I’m interested in homeschooling. What are your thoughts on your parents’ Charlotte Mason approach to homeschooling?
From the prospective of a former homeschool child, Charlotte Mason homeschooling is not something I recommend nor support. For me, it’s not educational philosophy. For me, it was my life. And I didn’t enjoy it nor learn from it.
I also don’t recommend my parents specific approach to homeschooling. They didn’t follow Washington State homeschooling laws. For example, I was evaluated by an educator once at the end of kindergarten. According to Washington State homeschooling laws, either being evaluated by an educator or taking a written assessment is supposed to happen yearly. But for me, it only happened once. And for my siblings, it didn’t even happen once.
Whatever the intent, our parents homeschooled us illegally and it’s negatively impacted all of us. And that’s not something I can support.
If you have any further questions on my prospective on Charlotte Mason homeschooling or my parents’ approach, feel free to email me at firstname.lastname@example.org. It’s not a subject I’m currently writing on but I know how hard it can be to figure out what educational option will work best for your family, so I’d be happy to chat.

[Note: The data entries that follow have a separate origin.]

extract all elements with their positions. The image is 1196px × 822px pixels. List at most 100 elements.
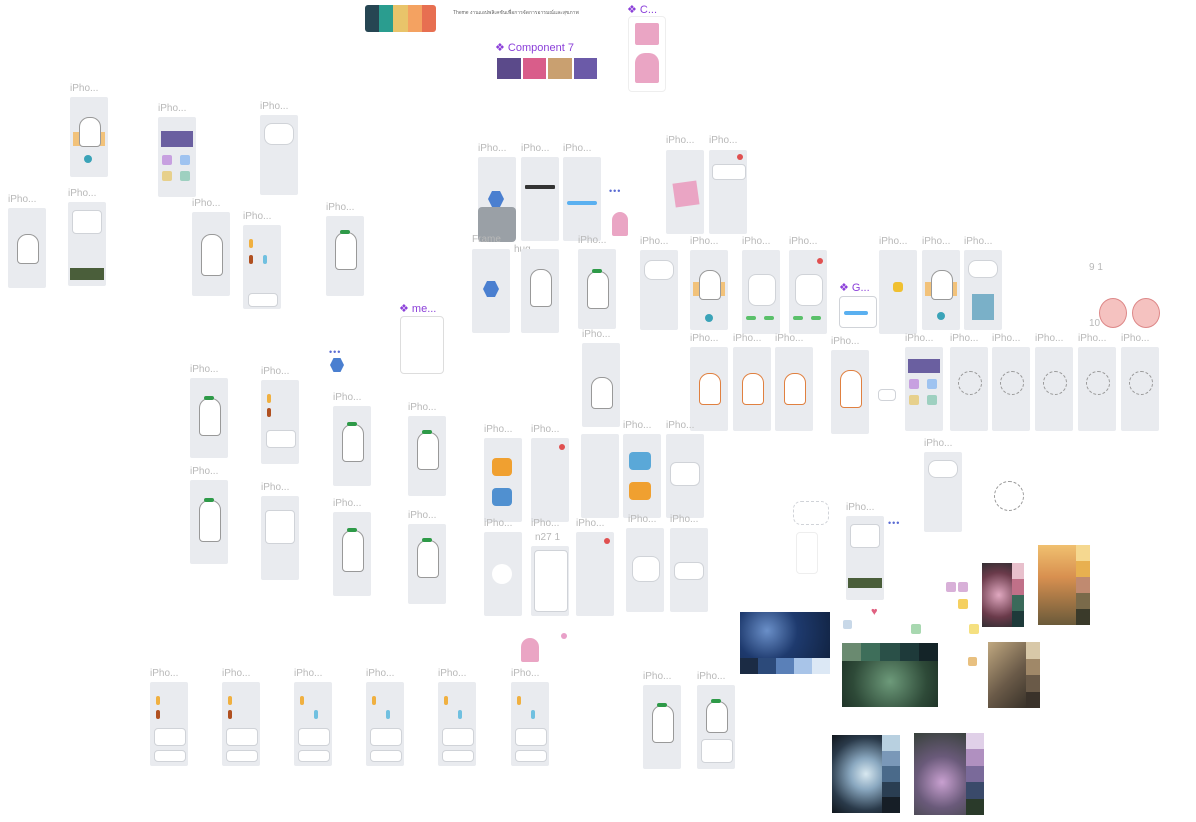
iphone-frame[interactable] — [742, 250, 780, 334]
iphone-frame[interactable] — [261, 496, 299, 580]
component-c-label[interactable]: ❖ C... — [627, 4, 658, 16]
iphone-frame[interactable] — [640, 250, 678, 330]
color-palette[interactable] — [365, 5, 436, 32]
n27-frame[interactable] — [531, 546, 569, 616]
iphone-frame[interactable] — [666, 150, 704, 234]
frame-label: iPho... — [905, 333, 934, 344]
iphone-frame[interactable] — [690, 250, 728, 330]
iphone-frame[interactable] — [666, 434, 704, 518]
iphone-frame[interactable] — [190, 480, 228, 564]
iphone-frame[interactable] — [366, 682, 404, 766]
component-7-thumbs[interactable] — [497, 58, 597, 79]
iphone-frame[interactable] — [190, 378, 228, 458]
iphone-frame[interactable] — [326, 216, 364, 296]
iphone-frame[interactable] — [643, 685, 681, 769]
iphone-frame[interactable] — [709, 150, 747, 234]
iphone-frame[interactable] — [521, 157, 559, 241]
iphone-frame[interactable] — [1078, 347, 1116, 431]
iphone-frame[interactable] — [484, 438, 522, 522]
frame-label: iPho... — [521, 143, 550, 154]
small-card[interactable] — [796, 532, 818, 574]
iphone-frame[interactable] — [775, 347, 813, 431]
frame-label: iPho... — [366, 668, 395, 679]
lotus-photo[interactable] — [982, 563, 1024, 627]
iphone-frame[interactable] — [733, 347, 771, 431]
frame-label: iPho... — [70, 83, 99, 94]
iphone-frame[interactable] — [670, 528, 708, 612]
more-dots[interactable]: ••• — [329, 347, 342, 357]
component-me-label[interactable]: ❖ me... — [399, 303, 437, 315]
sunflower-photo[interactable] — [1038, 545, 1090, 625]
iphone-frame[interactable] — [1121, 347, 1159, 431]
iphone-frame[interactable] — [222, 682, 260, 766]
iphone-frame[interactable] — [690, 347, 728, 431]
iphone-frame[interactable] — [922, 250, 960, 330]
frame-label: iPho... — [158, 103, 187, 114]
component-7-label[interactable]: ❖ Component 7 — [495, 42, 574, 54]
iphone-frame[interactable] — [531, 438, 569, 522]
iphone-frame[interactable] — [294, 682, 332, 766]
iphone-frame[interactable] — [438, 682, 476, 766]
iphone-frame[interactable] — [70, 97, 108, 177]
iphone-frame[interactable] — [158, 117, 196, 197]
crystal-photo[interactable] — [988, 642, 1040, 708]
g-component-box[interactable] — [839, 296, 877, 328]
purple-flower-photo[interactable] — [914, 733, 984, 816]
iphone-frame[interactable] — [484, 532, 522, 616]
me-component-frame[interactable] — [400, 316, 444, 374]
iphone-frame[interactable] — [924, 452, 962, 532]
hug-frame[interactable] — [521, 249, 559, 333]
iphone-frame[interactable] — [150, 682, 188, 766]
frame-label: iPho... — [578, 235, 607, 246]
frame-box[interactable] — [472, 249, 510, 333]
blueberry-photo[interactable] — [740, 612, 830, 674]
iphone-frame[interactable] — [243, 225, 281, 309]
component-c-frame[interactable] — [628, 16, 666, 92]
frame-label: iPho... — [261, 482, 290, 493]
iphone-frame[interactable] — [68, 202, 106, 286]
iphone-frame[interactable] — [260, 115, 298, 195]
iphone-frame[interactable] — [623, 434, 661, 518]
iphone-frame[interactable] — [992, 347, 1030, 431]
iphone-frame[interactable] — [905, 347, 943, 431]
component-g-label[interactable]: ❖ G... — [839, 282, 870, 294]
frame-label: iPho... — [690, 236, 719, 247]
number-label-10: 10 — [1089, 318, 1101, 329]
iphone-frame[interactable] — [846, 516, 884, 600]
iphone-frame[interactable] — [408, 524, 446, 604]
frame-label: iPho... — [511, 668, 540, 679]
dome-photo[interactable] — [832, 735, 900, 813]
iphone-frame[interactable] — [964, 250, 1002, 330]
iphone-frame[interactable] — [8, 208, 46, 288]
iphone-frame[interactable] — [879, 250, 917, 334]
small-box[interactable] — [878, 389, 896, 401]
iphone-frame[interactable] — [582, 343, 620, 427]
frame-label: iPho... — [192, 198, 221, 209]
iphone-frame[interactable] — [333, 406, 371, 486]
pink-blob — [1099, 298, 1127, 328]
succulent-photo[interactable] — [842, 643, 939, 707]
frame-label: iPho... — [831, 336, 860, 347]
iphone-frame[interactable] — [578, 249, 616, 329]
more-dots[interactable]: ••• — [609, 186, 622, 196]
iphone-frame[interactable] — [831, 350, 869, 434]
popup-card[interactable] — [478, 207, 516, 242]
frame-label: iPho... — [950, 333, 979, 344]
iphone-frame[interactable] — [576, 532, 614, 616]
iphone-frame[interactable] — [333, 512, 371, 596]
iphone-frame[interactable] — [511, 682, 549, 766]
iphone-frame[interactable] — [408, 416, 446, 496]
iphone-frame[interactable] — [697, 685, 735, 769]
frame-label: iPho... — [789, 236, 818, 247]
iphone-frame[interactable] — [563, 157, 601, 241]
dashed-card[interactable] — [793, 501, 829, 525]
iphone-frame[interactable] — [950, 347, 988, 431]
iphone-frame[interactable] — [1035, 347, 1073, 431]
iphone-frame[interactable] — [192, 212, 230, 296]
iphone-frame[interactable] — [261, 380, 299, 464]
iphone-frame[interactable] — [789, 250, 827, 334]
frame-label: iPho... — [478, 143, 507, 154]
iphone-frame[interactable] — [626, 528, 664, 612]
iphone-frame[interactable] — [581, 434, 619, 518]
more-dots[interactable]: ••• — [888, 518, 901, 528]
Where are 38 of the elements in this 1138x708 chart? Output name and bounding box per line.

I saw your name and photos on your mom’s site though.
My photos, name, and stories involving me were used without my permission to support an educational approach I don’t agree with. When I got married, I originally dropped my maiden name specifically because I didn’t want to be associated any longer with Charlotte Mason homeschooling.
The fact that this is one of the most common questions I get asked made me realize dropping Hough wasn’t helping distance me like I’d hoped. So I now use my maiden name again socially and professionally.
Did your parents’ approach prepare you for college?
No, it did not. When I was 18, my math was an an elementary school level. It took four math classes at a local community college for me to get to the point of being high school level. It was especially challenging mentally because, unlike my classmates, I wasn’t relearning the material — I was learning it for the very first time.
This prevented me from starting with any college option other than community college. I’d wanted to start at a four-year university but was unable to. Having to start with elementary school math also made college take longer and cost more.
Were you ever lonely as a kid?
Constantly. Unlike some homeschool kids who are involved in sports, clubs and homeschool co-ops, I spent most of my childhood alone in my bedroom.
Did you ever wish you’d gone to public school?
Constantly. I even asked to be sent to public school. I was always told no, the reasoning being that I’d be in the “stupid classes,” and would be ruthlessly picked on for my lack of intelligence. To this day, I still wish I’d attended public school.
Would you homeschool your own kids?
If I had my way, no. I’d only homeschool if it became necessary because of a child’s health or some other unforeseen reason.